Carbapenem-resistant Enterobacterales (CRE) represent one of the most serious antimicrobial resistance threats facing UK hospitals today. Recent PHE surveillance data shows a year-on-year increase in CRE isolates, particularly in ICU and haematology settings.
What is CRE?
CRE refers to Enterobacterales (including Klebsiella pneumoniae, E. coli, and Enterobacter spp.) that have developed resistance to carbapenem antibiotics — our last-line agents for serious Gram-negative infections.

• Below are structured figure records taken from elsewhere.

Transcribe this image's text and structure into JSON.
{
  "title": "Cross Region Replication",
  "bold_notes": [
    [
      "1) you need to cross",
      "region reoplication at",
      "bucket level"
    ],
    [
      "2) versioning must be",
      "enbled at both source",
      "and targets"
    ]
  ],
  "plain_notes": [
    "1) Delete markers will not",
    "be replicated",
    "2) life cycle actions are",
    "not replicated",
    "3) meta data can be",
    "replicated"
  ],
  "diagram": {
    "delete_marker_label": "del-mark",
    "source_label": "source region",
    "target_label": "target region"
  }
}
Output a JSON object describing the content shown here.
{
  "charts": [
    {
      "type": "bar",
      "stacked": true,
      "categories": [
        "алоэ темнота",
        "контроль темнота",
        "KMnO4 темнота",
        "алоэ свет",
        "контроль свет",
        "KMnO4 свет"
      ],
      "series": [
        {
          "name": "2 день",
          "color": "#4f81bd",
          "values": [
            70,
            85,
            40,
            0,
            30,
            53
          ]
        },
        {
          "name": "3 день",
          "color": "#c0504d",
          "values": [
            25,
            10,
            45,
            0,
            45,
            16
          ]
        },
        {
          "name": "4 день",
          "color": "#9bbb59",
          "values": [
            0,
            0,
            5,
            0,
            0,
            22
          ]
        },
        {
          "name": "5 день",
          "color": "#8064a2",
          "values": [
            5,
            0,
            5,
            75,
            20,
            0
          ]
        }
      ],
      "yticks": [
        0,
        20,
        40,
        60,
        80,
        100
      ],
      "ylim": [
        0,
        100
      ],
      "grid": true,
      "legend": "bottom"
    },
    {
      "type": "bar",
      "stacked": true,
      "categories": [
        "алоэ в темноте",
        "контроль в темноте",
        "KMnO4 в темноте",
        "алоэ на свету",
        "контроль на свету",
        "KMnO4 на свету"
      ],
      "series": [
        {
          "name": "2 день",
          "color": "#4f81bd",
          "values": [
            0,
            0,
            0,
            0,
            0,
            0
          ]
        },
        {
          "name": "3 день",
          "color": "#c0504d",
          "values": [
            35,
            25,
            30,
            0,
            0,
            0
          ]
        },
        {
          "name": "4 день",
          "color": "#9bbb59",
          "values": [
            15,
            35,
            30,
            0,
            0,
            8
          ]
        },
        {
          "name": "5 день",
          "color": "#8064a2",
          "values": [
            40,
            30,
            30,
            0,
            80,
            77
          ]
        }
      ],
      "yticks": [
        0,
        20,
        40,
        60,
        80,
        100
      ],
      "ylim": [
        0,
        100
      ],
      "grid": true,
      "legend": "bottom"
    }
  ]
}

The main resistance mechanisms include:
- KPC (Klebsiella pneumoniae carbapenemase) — most common in the UK
- NDM (New Delhi metallo-beta-lactamase) — often imported, increasingly prevalent
- OXA-48 — widespread in Southern Europe and Middle East
Clinical Implications
Treatment options are severely limited and include:
- Ceftazidime-avibactam (for KPC and OXA-48) — requires ID authorisation
- Aztreonam-avibactam (for NDM producers) — specialist use only
- Colistin — significant nephrotoxicity, use as last resort
Your Role as a Prescriber
Before starting a carbapenem, ask: could this be treated with piperacillin-tazobactam? Could we await sensitivities before escalating? Is microbiology input available?